Les Juifs d’Égypte- comme les montre Rahim dans sa trilogie-   sont une partie intégrante  du tissu  de la vie  de ce pays. Ils participent autant que les autres Egyptiens-  à  ses divers domaines  dont la musique et les chansons.  Dans une conversation  avec sa femme,  il évoque Naguib Al  Rihani  et son génie  pour passer ensuite à Laila Mourad et dire : « elle fait partie  d’une famille d’artistes : son frère Mounir,  et son  père Zaki Mourad. Comme il  avait  une belle voix.» 

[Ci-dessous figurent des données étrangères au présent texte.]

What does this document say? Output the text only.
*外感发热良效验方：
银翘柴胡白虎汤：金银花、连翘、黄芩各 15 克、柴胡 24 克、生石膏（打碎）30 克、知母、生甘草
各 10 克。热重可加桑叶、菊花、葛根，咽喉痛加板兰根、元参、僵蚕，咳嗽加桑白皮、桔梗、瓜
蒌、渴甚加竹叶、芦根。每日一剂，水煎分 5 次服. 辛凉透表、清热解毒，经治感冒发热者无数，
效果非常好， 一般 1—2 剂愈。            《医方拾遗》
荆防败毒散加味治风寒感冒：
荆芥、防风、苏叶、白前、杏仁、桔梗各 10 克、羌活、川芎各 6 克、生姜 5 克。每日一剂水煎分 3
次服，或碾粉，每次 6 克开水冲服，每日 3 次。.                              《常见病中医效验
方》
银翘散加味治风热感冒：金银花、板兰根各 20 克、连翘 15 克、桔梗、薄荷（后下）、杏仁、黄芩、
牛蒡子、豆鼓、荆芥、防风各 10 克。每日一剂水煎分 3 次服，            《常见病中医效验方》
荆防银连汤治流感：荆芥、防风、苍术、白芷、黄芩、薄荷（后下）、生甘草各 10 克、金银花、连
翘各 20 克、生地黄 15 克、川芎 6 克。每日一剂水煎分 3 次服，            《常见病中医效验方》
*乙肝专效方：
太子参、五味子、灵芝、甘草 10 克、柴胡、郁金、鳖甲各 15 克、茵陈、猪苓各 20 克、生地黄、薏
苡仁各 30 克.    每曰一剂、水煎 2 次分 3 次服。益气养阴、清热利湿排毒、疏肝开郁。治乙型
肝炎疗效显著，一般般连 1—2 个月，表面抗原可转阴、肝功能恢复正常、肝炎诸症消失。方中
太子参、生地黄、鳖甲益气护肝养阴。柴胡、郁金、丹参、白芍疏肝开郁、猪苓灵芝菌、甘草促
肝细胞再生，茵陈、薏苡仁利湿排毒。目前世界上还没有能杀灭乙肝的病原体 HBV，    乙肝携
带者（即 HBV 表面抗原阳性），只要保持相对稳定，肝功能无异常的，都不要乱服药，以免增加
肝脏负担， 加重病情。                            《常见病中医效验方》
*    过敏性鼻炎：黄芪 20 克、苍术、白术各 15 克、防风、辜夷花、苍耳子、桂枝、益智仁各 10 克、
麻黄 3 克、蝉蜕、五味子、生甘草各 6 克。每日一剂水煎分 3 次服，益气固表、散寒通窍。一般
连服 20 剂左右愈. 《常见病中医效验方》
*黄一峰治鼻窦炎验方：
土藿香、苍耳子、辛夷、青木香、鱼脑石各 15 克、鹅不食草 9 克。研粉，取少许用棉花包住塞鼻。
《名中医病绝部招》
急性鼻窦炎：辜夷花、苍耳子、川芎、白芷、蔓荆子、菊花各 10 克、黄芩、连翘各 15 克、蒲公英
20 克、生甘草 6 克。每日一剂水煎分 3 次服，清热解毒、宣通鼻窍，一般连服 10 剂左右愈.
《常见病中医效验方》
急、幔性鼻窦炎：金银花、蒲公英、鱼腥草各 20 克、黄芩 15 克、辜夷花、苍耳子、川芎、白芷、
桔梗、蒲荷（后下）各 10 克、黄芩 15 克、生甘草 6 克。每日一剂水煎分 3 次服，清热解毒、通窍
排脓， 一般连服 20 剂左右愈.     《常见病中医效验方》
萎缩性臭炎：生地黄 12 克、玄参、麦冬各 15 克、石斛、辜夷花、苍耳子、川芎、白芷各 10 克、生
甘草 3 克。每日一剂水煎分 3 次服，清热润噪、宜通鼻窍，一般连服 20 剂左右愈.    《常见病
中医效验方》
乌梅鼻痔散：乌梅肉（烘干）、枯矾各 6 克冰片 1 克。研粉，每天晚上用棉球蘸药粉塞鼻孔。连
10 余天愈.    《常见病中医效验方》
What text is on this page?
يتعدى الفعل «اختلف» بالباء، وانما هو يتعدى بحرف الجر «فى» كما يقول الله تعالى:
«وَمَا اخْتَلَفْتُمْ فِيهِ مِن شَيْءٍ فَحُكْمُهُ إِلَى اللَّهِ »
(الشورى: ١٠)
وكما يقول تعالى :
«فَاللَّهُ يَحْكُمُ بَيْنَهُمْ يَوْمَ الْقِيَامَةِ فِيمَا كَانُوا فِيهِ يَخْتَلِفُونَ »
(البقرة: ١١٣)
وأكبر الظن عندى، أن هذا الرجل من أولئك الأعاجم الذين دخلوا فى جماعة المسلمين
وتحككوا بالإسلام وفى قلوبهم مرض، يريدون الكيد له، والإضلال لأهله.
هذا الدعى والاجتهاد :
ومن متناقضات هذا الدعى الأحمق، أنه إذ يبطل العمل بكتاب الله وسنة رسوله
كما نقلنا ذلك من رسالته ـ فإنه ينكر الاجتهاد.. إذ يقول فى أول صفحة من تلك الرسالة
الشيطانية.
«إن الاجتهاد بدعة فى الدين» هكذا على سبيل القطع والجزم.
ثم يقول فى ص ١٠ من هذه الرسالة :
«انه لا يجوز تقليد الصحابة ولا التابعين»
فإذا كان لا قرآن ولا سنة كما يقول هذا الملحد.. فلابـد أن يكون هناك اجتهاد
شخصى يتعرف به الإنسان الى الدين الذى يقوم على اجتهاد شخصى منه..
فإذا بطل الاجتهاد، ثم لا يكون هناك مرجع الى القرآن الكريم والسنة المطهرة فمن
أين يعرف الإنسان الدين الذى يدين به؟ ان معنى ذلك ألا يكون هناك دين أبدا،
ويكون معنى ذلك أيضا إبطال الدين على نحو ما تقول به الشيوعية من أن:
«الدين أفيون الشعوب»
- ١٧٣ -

Et,  il  soupire et reprend : « Et si  tu  écoutais sa chanson  « Pourquoi tu es embarrassée ? »  avec la composition  musicale de Daoud  Hosni »  Une famille artistique  juive : Zaki  Mourad, Laila et  Mounir  et le compositeur musical  Daoud Hosni, l’un  des génies de la musique  égyptienne qui  est juif  lui  aussi. Quant à  Zaki, il  est  un Egyptien  juif  et un exemple représentatif d’une grande partie de la communauté juive  qui  tient à rester  en  Égypte, leur seule et unique patrie. Suite  aux bouleversements politiques qu’a connus l’Égypte  après  la proclamation  de l’Etat d’Israël  et les conséquences et répercussions qui  s’ensuivirent,  Zaki s’est trouvé contraint à émigrer pour la France  où il y souffre de la vacuité  et du  non-sens : la vie  en  Égypte sur les deux plans matériel  et  psychologique est mille fois meilleure, pour lui, que celle qu’il  mène à Paris. Et  son petit-fils  Galal réagit  ainsi : « notre appartement  au  quartier Daher  était le paradis par comparaison  à l’appartement  où vit maintenant mon  grand-père. »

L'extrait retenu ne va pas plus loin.